I completely agree, which comes back to why I disagree ;-). Trying to do a whole world justice is all but impossible, trying to make a whole planet one thing is preposterous. For a campaign setting (as opposed to a campaign world) I would prefer to simply be focused. you need outside influences for that focused setting to work, you can't pretend those things don't exist, but you can sideline them. 7th Sea is an excellent example of a setting that frustrated me, they wanted age of sail, so they had it. They didn't ask what was necessary for it to make sense (no Cape of Good Hope + Indian Spice trade = no 17th century sailing vessels), they just hand-waved it without a single explanation for why these people would sail at all.
You sound like a man after my own heart. So, briefly, yes, trying to give treatment to everything is too ambitious. I'm not suggesting that. I am suggesting that thought has to be given to the world in its broad outline before you can even reasonably establish a single cultural entity. As you say, very distant parts of the world can impact the culture and economy of bits and peices of it. But I'd never suggest you try to detail all of it, just that your broad conceptions made some sort of passable sense.
I never found FR particularly useful. It had lots of detail, but none of the detail I wanted. I consider FR the archetypal bad campaign setting.
That said, let me fork completely off topic. In my own homebrew, my characters are currently in Talernga on the eastern coast of Sartha. Talergna is the major intellectual and financial hub of the region, historically as the gateway to Sartha and also lynchpin of the entire Storm Coast trade (the major north/south trading route for goods in that part of the world). Way on the other side of the equator to the southwest, there is a nation I haven't done much with ruled by an immortal god king, and loosely based on a romanticized sub-saharan African kingdom - a medieval Benin on a grand scale. Now, this conception dates back to middle school, and lately I've been thinking, "What sort of commercialism does this ostencibly wealthy kingdom run on? Does it have any reason to trade with the northern regions of Sartha?" What prompted this thought was I was going to have an ivory dealer from the far south in Talernga, but then I realized - Talernga doesn't need imported ivory.
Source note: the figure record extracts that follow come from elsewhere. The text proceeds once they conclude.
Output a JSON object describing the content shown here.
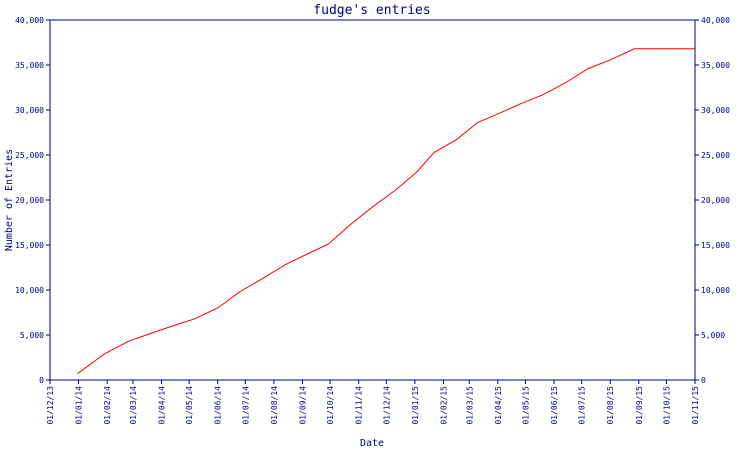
{
  "chart_data": {
    "type": "line",
    "title": "fudge's entries",
    "xlabel": "Date",
    "ylabel": "Number of Entries",
    "x_tick_labels": [
      "01/12/13",
      "01/01/14",
      "01/02/14",
      "01/03/14",
      "01/04/14",
      "01/05/14",
      "01/06/14",
      "01/07/14",
      "01/08/14",
      "01/09/14",
      "01/10/14",
      "01/11/14",
      "01/12/14",
      "01/01/15",
      "01/02/15",
      "01/03/15",
      "01/04/15",
      "01/05/15",
      "01/06/15",
      "01/07/15",
      "01/08/15",
      "01/09/15",
      "01/10/15",
      "01/11/15"
    ],
    "y_tick_labels": [
      "0",
      "5,000",
      "10,000",
      "15,000",
      "20,000",
      "25,000",
      "30,000",
      "35,000",
      "40,000"
    ],
    "y_ticks": [
      0,
      5000,
      10000,
      15000,
      20000,
      25000,
      30000,
      35000,
      40000
    ],
    "ylim": [
      0,
      40000
    ],
    "x_range": [
      "2013-12-01",
      "2015-11-01"
    ],
    "grid": false,
    "colors": {
      "line": "#ff0000",
      "axis": "#000080",
      "text": "#000080"
    },
    "series": [
      {
        "x": [
          "2013-12-31",
          "2014-01-29",
          "2014-02-24",
          "2014-03-18",
          "2014-04-10",
          "2014-05-07",
          "2014-06-01",
          "2014-06-25",
          "2014-07-20",
          "2014-08-13",
          "2014-09-06",
          "2014-09-29",
          "2014-10-22",
          "2014-11-17",
          "2014-12-11",
          "2015-01-03",
          "2015-01-22",
          "2015-02-15",
          "2015-03-10",
          "2015-04-02",
          "2015-04-26",
          "2015-05-20",
          "2015-06-13",
          "2015-07-08",
          "2015-08-02",
          "2015-08-27",
          "2015-09-20",
          "2015-10-14",
          "2015-11-01"
        ],
        "values": [
          700,
          2900,
          4300,
          5100,
          5900,
          6800,
          8000,
          9800,
          11300,
          12800,
          14000,
          15100,
          17200,
          19300,
          21100,
          23100,
          25300,
          26700,
          28600,
          29600,
          30700,
          31700,
          33000,
          34600,
          35600,
          36800,
          36800,
          36800,
          36800
        ]
      }
    ]
  }
}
I've already established the existence of domesticated mastadons along the Sword Coast, and there are wild herds of both mastadon and mammoth elsewhere in the region. So, what would drive long distance trade, and even more critically, what would you exchange? Much more emphasis is put on what was coming back from the far east than what was being used to purchase it. Was it just European silver flowing east in return for all those 'exotic' commodity items? If you were a European trader on the outbound voyage where you moving goods in short hops eastward between the intervening cultures, or did you have some commodity in addition to coin that you were taking the distance? Conversely, what might a eastern entrepreneur headed to Europe be hoping to buy? I can't think of anything really other than glassware, but that opens up another can of worms - if we accept a glass mania in our 'spice' region that is trading for glass, how does that impact the arts and architecture of our 'spice' region? I'd rather have more going than glass, and more balanced intercontinental trade.
Feel free to fork if you want to essay.